A PRIVATARIA EM SALVADOR E A ENGRENAGEM DA EXCLUSÃO SOCIAL
Aquela medida traumática, numa cidade historicamente excludente, foi apresentada como “organização” do espaço público. Anos depois, o que se vê é o movimento inverso e complementar: a substituição do trabalho popular por um modelo de concessões privadas de larga escala. Sai o trabalhador tradicional, entra o operador empresarial.
O que ocorre hoje na orla não é pontual. É a consolidação de um projeto de cidade no qual o espaço público deixa de ser território de convivência e passa a ser ativo econômico.
Reportagem recente do Bahia Notícias informa a concessão de 1,5 km da orla de Jaguaribe à iniciativa privada, sob gestão da empresa Orla Salvador, ligada ao grupo empresarial conhecido como “Rei da Praia”. O contrato, somado a outras áreas já administradas pelo mesmo grupo, amplia de forma significativa a concentração da gestão de trechos estratégicos do litoral soteropolitano.
Esse processo tem nome conhecido na história brasileira: privataria — quando bens coletivos são transferidos gradualmente à exploração privada sob o discurso de modernização, eficiência e ordenamento.
Não se trata apenas de quiosques ou barracas. Quando longos trechos da orla passam a ser operados por empresas, o que muda não é só a gestão — muda quem pode permanecer e trabalhar ali.
A concentração de áreas sob uma mesma administração cria um domínio quase monopolista sobre espaços que sempre foram marcados pela diversidade de usos, práticas culturais e formas de sustento. Pequenos empreendedores encontram cada vez mais barreiras para se adaptar às novas regras, enquanto trabalhadores historicamente ligados à praia perdem espaço.
Além disso, não há clareza sobre mecanismos efetivos de inclusão ou prioridade para os antigos barraqueiros e moradores que dependem economicamente da orla. Críticas de parlamentares e grupos comunitários apontam que o modelo pode aprofundar desigualdades ao exigir capital, padronização e formalizações que excluem justamente quem sempre ocupou esses territórios.
Não é apenas uma questão de “gestão eficiente”. Concessões extensas e de longo prazo transformam patrimônio público em ativo de mercado, reorientando a lógica da orla: de espaço de uso coletivo para zona de exploração econômica. A praia segue formalmente pública, mas passa a ser socialmente filtrada.

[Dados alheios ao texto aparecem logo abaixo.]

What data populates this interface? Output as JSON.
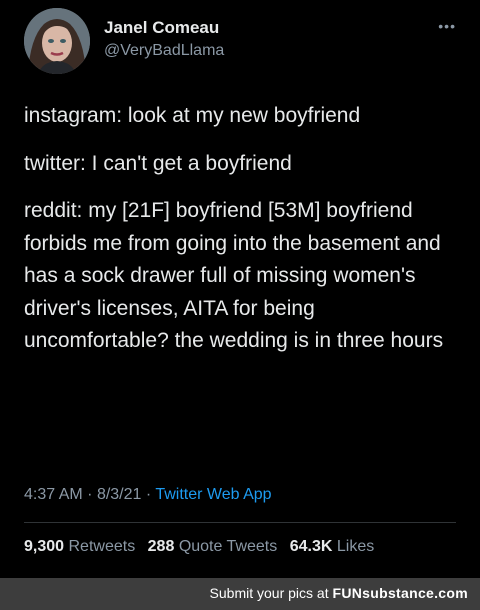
{
  "tweet": {
    "display_name": "Janel Comeau",
    "handle": "@VeryBadLlama",
    "more_icon": "ellipsis-icon",
    "lines": [
      "instagram: look at my new boyfriend",
      "twitter: I can't get a boyfriend",
      "reddit: my [21F] boyfriend [53M] boyfriend forbids me from going into the basement and has a sock drawer full of missing women's driver's licenses, AITA for being uncomfortable? the wedding is in three hours"
    ],
    "time": "4:37 AM",
    "date": "8/3/21",
    "separator": "·",
    "app": "Twitter Web App",
    "stats": {
      "retweets_count": "9,300",
      "retweets_label": "Retweets",
      "quotes_count": "288",
      "quotes_label": "Quote Tweets",
      "likes_count": "64.3K",
      "likes_label": "Likes"
    }
  },
  "footer": {
    "text": "Submit your pics at",
    "brand": "FUNsubstance.com"
  },
  "colors": {
    "background": "#000000",
    "link": "#1d9bf0",
    "secondary_text": "#8b98a5",
    "footer_bg": "#3d3d3d"
  }
}
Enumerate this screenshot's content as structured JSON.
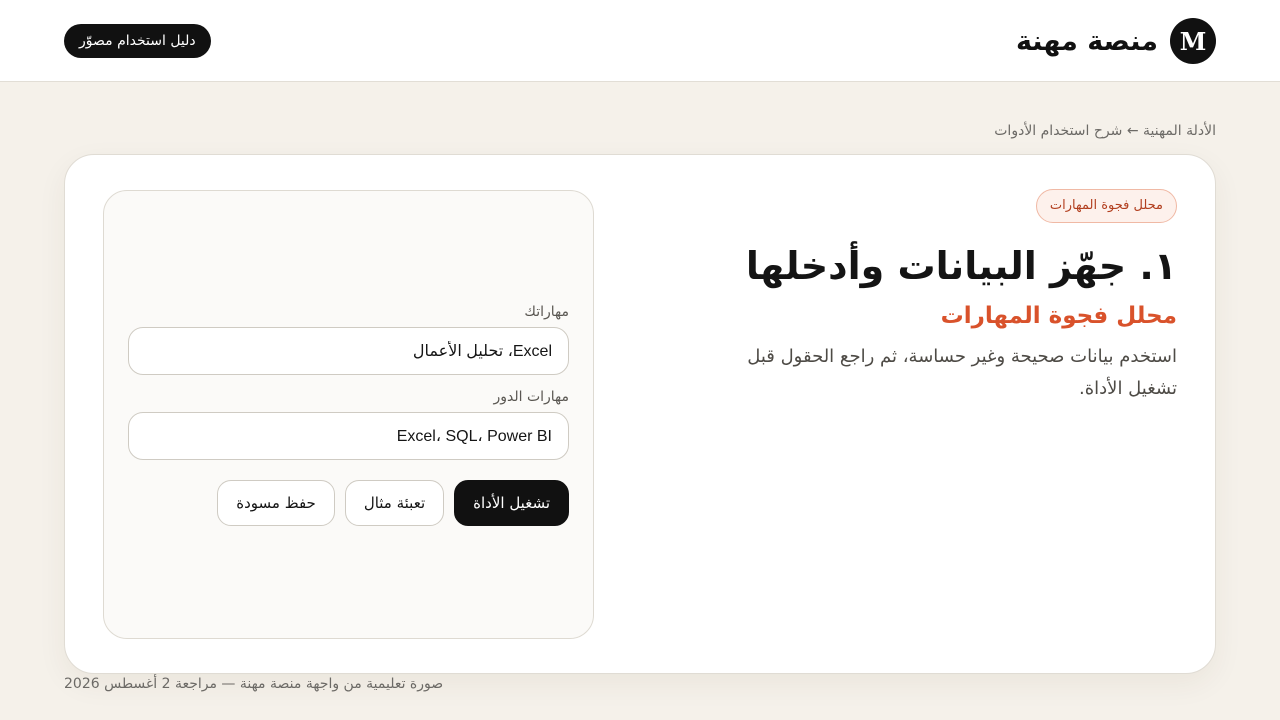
{
  "header": {
    "brand_logo_letter": "M",
    "brand_name": "منصة مهنة",
    "guide_button_label": "دليل استخدام مصوّر"
  },
  "breadcrumb": {
    "text": "الأدلة المهنية ← شرح استخدام الأدوات"
  },
  "intro": {
    "tag_label": "محلل فجوة المهارات",
    "step_title": "١. جهّز البيانات وأدخلها",
    "subtitle": "محلل فجوة المهارات",
    "description": "استخدم بيانات صحيحة وغير حساسة، ثم راجع الحقول قبل تشغيل الأداة."
  },
  "form": {
    "fields": [
      {
        "label": "مهاراتك",
        "value": "Excel، تحليل الأعمال"
      },
      {
        "label": "مهارات الدور",
        "value": "Excel، SQL، Power BI"
      }
    ],
    "actions": {
      "run_label": "تشغيل الأداة",
      "fill_example_label": "تعبئة مثال",
      "save_draft_label": "حفظ مسودة"
    }
  },
  "footer": {
    "caption": "صورة تعليمية من واجهة منصة مهنة — مراجعة 2 أغسطس 2026"
  },
  "colors": {
    "page_background": "#f5f1ea",
    "accent": "#d9522b",
    "tag_text": "#b23f1f",
    "primary_button": "#111111"
  }
}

Esse movimento ocorre paralelamente a outros conflitos urbanos recentes — como impasses em áreas costeiras, sombreamento das praias por empreendimentos e o avanço da especulação imobiliária — compondo um cenário de crescente pressão sobre os espaços comuns.

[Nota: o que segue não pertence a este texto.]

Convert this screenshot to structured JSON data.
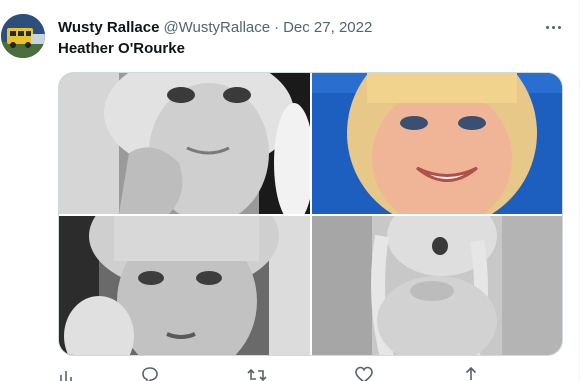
{
  "tweet": {
    "display_name": "Wusty Rallace",
    "handle": "@WustyRallace",
    "separator": "·",
    "date": "Dec 27, 2022",
    "text": "Heather O'Rourke"
  },
  "media": {
    "photos": [
      {
        "name": "photo-1",
        "tone": "grayscale"
      },
      {
        "name": "photo-2",
        "tone": "color"
      },
      {
        "name": "photo-3",
        "tone": "grayscale"
      },
      {
        "name": "photo-4",
        "tone": "grayscale"
      }
    ]
  },
  "actions": [
    "analytics-icon",
    "reply-icon",
    "retweet-icon",
    "like-icon",
    "share-icon"
  ],
  "colors": {
    "text_primary": "#0f1419",
    "text_secondary": "#536471",
    "border": "#cfd9de",
    "photo2_background": "#1d5fbf"
  }
}
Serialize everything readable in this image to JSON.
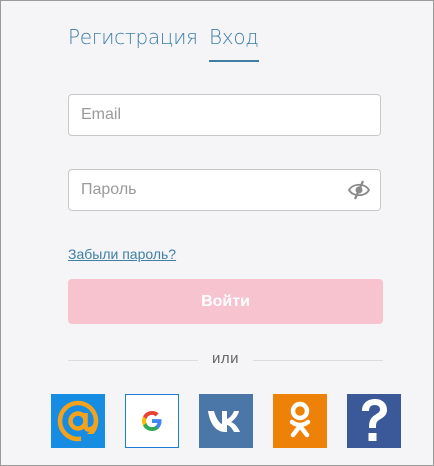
{
  "tabs": {
    "register": "Регистрация",
    "login": "Вход"
  },
  "form": {
    "email_placeholder": "Email",
    "email_value": "",
    "password_placeholder": "Пароль",
    "password_value": "",
    "forgot_link": "Забыли пароль?",
    "submit_label": "Войти"
  },
  "divider": {
    "label": "или"
  },
  "social": [
    {
      "id": "mail-ru",
      "icon": "at-sign-icon",
      "color": "#168de2"
    },
    {
      "id": "google",
      "icon": "google-g-icon",
      "color": "#ffffff"
    },
    {
      "id": "vk",
      "icon": "vk-logo-icon",
      "color": "#4a76a8"
    },
    {
      "id": "odnoklassniki",
      "icon": "ok-logo-icon",
      "color": "#ee8208"
    },
    {
      "id": "other",
      "icon": "question-mark-icon",
      "color": "#3b5998"
    }
  ],
  "colors": {
    "accent": "#3f7fa6",
    "button_disabled": "#f6c3cf",
    "background": "#f5f5f7"
  }
}
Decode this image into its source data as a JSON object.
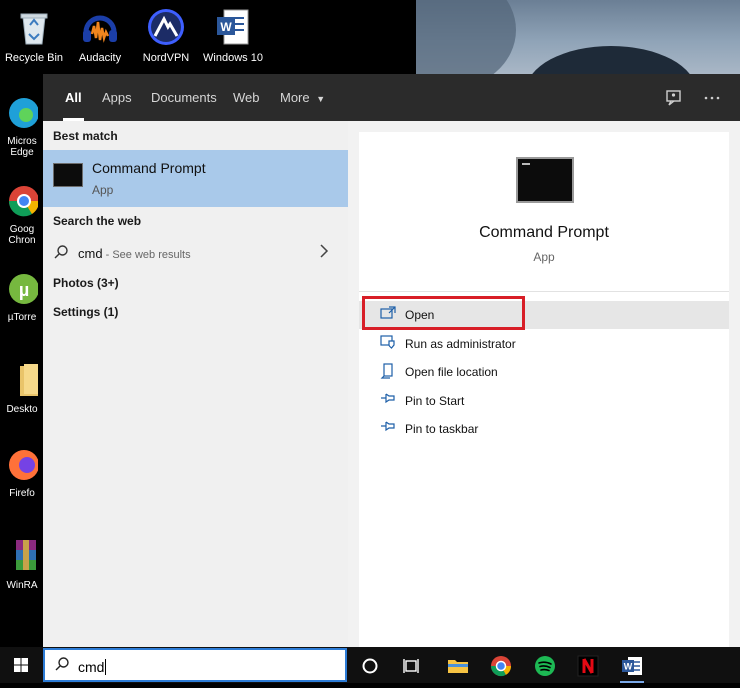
{
  "desktop": {
    "icons": [
      {
        "label": "Recycle Bin",
        "icon": "recycle-bin-icon"
      },
      {
        "label": "Audacity",
        "icon": "audacity-icon"
      },
      {
        "label": "NordVPN",
        "icon": "nordvpn-icon"
      },
      {
        "label": "Windows 10",
        "icon": "word-document-icon"
      }
    ],
    "side_icons": [
      {
        "label": "Micros Edge",
        "line1": "Micros",
        "line2": "Edge",
        "icon": "edge-icon"
      },
      {
        "label": "Goog Chron",
        "line1": "Goog",
        "line2": "Chron",
        "icon": "chrome-icon"
      },
      {
        "label": "µTorre",
        "line1": "µTorre",
        "line2": "",
        "icon": "utorrent-icon"
      },
      {
        "label": "Deskto",
        "line1": "Deskto",
        "line2": "",
        "icon": "folder-icon"
      },
      {
        "label": "Firefo",
        "line1": "Firefo",
        "line2": "",
        "icon": "firefox-icon"
      },
      {
        "label": "WinRA",
        "line1": "WinRA",
        "line2": "",
        "icon": "winrar-icon"
      }
    ]
  },
  "search": {
    "tabs": [
      "All",
      "Apps",
      "Documents",
      "Web",
      "More"
    ],
    "more_arrow": "▼",
    "feedback_icon": "feedback-icon",
    "options_icon": "more-options-icon",
    "best_match_header": "Best match",
    "best_match": {
      "name": "Command Prompt",
      "type": "App"
    },
    "web_header": "Search the web",
    "web_query": "cmd",
    "web_suffix": " - See web results",
    "photos": "Photos (3+)",
    "settings": "Settings (1)",
    "detail": {
      "name": "Command Prompt",
      "type": "App",
      "actions": [
        {
          "label": "Open",
          "icon": "open-icon"
        },
        {
          "label": "Run as administrator",
          "icon": "shield-admin-icon"
        },
        {
          "label": "Open file location",
          "icon": "file-location-icon"
        },
        {
          "label": "Pin to Start",
          "icon": "pin-icon"
        },
        {
          "label": "Pin to taskbar",
          "icon": "pin-icon"
        }
      ]
    },
    "query": "cmd"
  },
  "colors": {
    "selection": "#a9c9ea",
    "highlight_border": "#d81e27",
    "accent": "#2d7cd6"
  },
  "taskbar": {
    "apps": [
      "cortana-icon",
      "task-view-icon",
      "file-explorer-icon",
      "chrome-icon",
      "spotify-icon",
      "netflix-icon",
      "word-icon"
    ]
  }
}
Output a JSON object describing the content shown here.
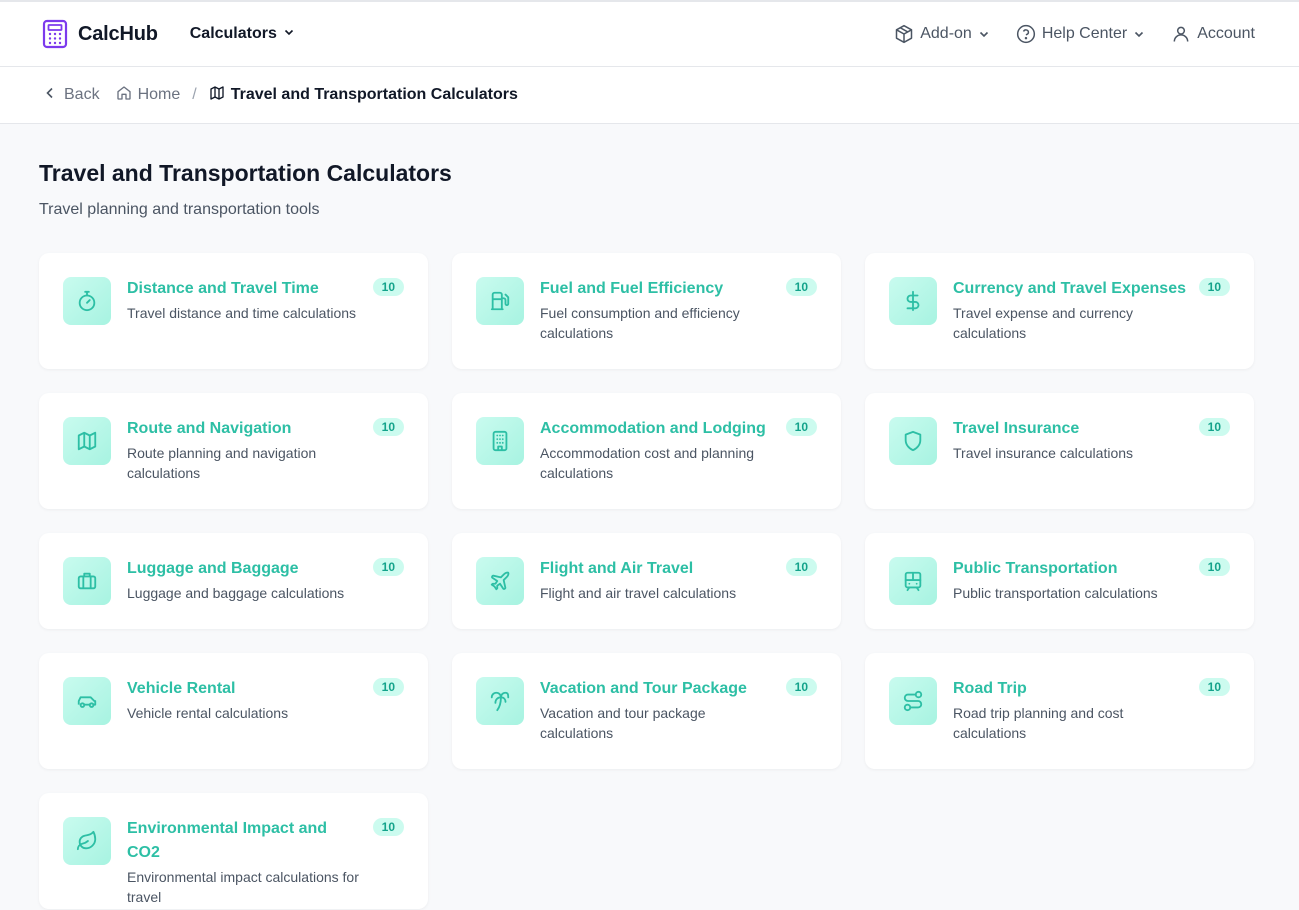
{
  "header": {
    "brand": "CalcHub",
    "calculators_menu": "Calculators",
    "addon": "Add-on",
    "help": "Help Center",
    "account": "Account"
  },
  "breadcrumb": {
    "back": "Back",
    "home": "Home",
    "separator": "/",
    "current": "Travel and Transportation Calculators"
  },
  "page": {
    "title": "Travel and Transportation Calculators",
    "subtitle": "Travel planning and transportation tools"
  },
  "colors": {
    "accent": "#2dbfa5",
    "brand_icon": "#7c3aed",
    "icon_bg": "#b7f7e6",
    "badge_bg": "#ccfbef"
  },
  "categories": [
    {
      "title": "Distance and Travel Time",
      "desc": "Travel distance and time calculations",
      "count": "10",
      "icon": "stopwatch-icon"
    },
    {
      "title": "Fuel and Fuel Efficiency",
      "desc": "Fuel consumption and efficiency calculations",
      "count": "10",
      "icon": "fuel-pump-icon"
    },
    {
      "title": "Currency and Travel Expenses",
      "desc": "Travel expense and currency calculations",
      "count": "10",
      "icon": "dollar-icon"
    },
    {
      "title": "Route and Navigation",
      "desc": "Route planning and navigation calculations",
      "count": "10",
      "icon": "map-icon"
    },
    {
      "title": "Accommodation and Lodging",
      "desc": "Accommodation cost and planning calculations",
      "count": "10",
      "icon": "building-icon"
    },
    {
      "title": "Travel Insurance",
      "desc": "Travel insurance calculations",
      "count": "10",
      "icon": "shield-icon"
    },
    {
      "title": "Luggage and Baggage",
      "desc": "Luggage and baggage calculations",
      "count": "10",
      "icon": "luggage-icon"
    },
    {
      "title": "Flight and Air Travel",
      "desc": "Flight and air travel calculations",
      "count": "10",
      "icon": "plane-icon"
    },
    {
      "title": "Public Transportation",
      "desc": "Public transportation calculations",
      "count": "10",
      "icon": "bus-icon"
    },
    {
      "title": "Vehicle Rental",
      "desc": "Vehicle rental calculations",
      "count": "10",
      "icon": "car-icon"
    },
    {
      "title": "Vacation and Tour Package",
      "desc": "Vacation and tour package calculations",
      "count": "10",
      "icon": "palm-tree-icon"
    },
    {
      "title": "Road Trip",
      "desc": "Road trip planning and cost calculations",
      "count": "10",
      "icon": "route-icon"
    },
    {
      "title": "Environmental Impact and CO2",
      "desc": "Environmental impact calculations for travel",
      "count": "10",
      "icon": "leaf-icon"
    }
  ]
}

A questão central não é ser contra melhorias ou investimentos. É perguntar:
Melhorias para quem? Investimentos para qual modelo de cidade?
Quando o acesso ao espaço passa a ser mediado pelo consumo, o direito à cidade é substituído pelo poder de compra. E numa cidade marcada por profundas desigualdades sociais e raciais, isso significa restringir, na prática, a presença de parcelas significativas da população.
Resta a pergunta fundamental: qual deve ser o papel do Estado?
Se a atração de investimentos privados é uma escolha de gestão, ela não pode ocorrer à custa da exclusão social. Garantir que trabalhadores tradicionais, moradores e a população em geral continuem usufruindo plenamente da orla não é detalhe — é o que define se a cidade está sendo governada como bem comum ou administrada como portfólio de negócios.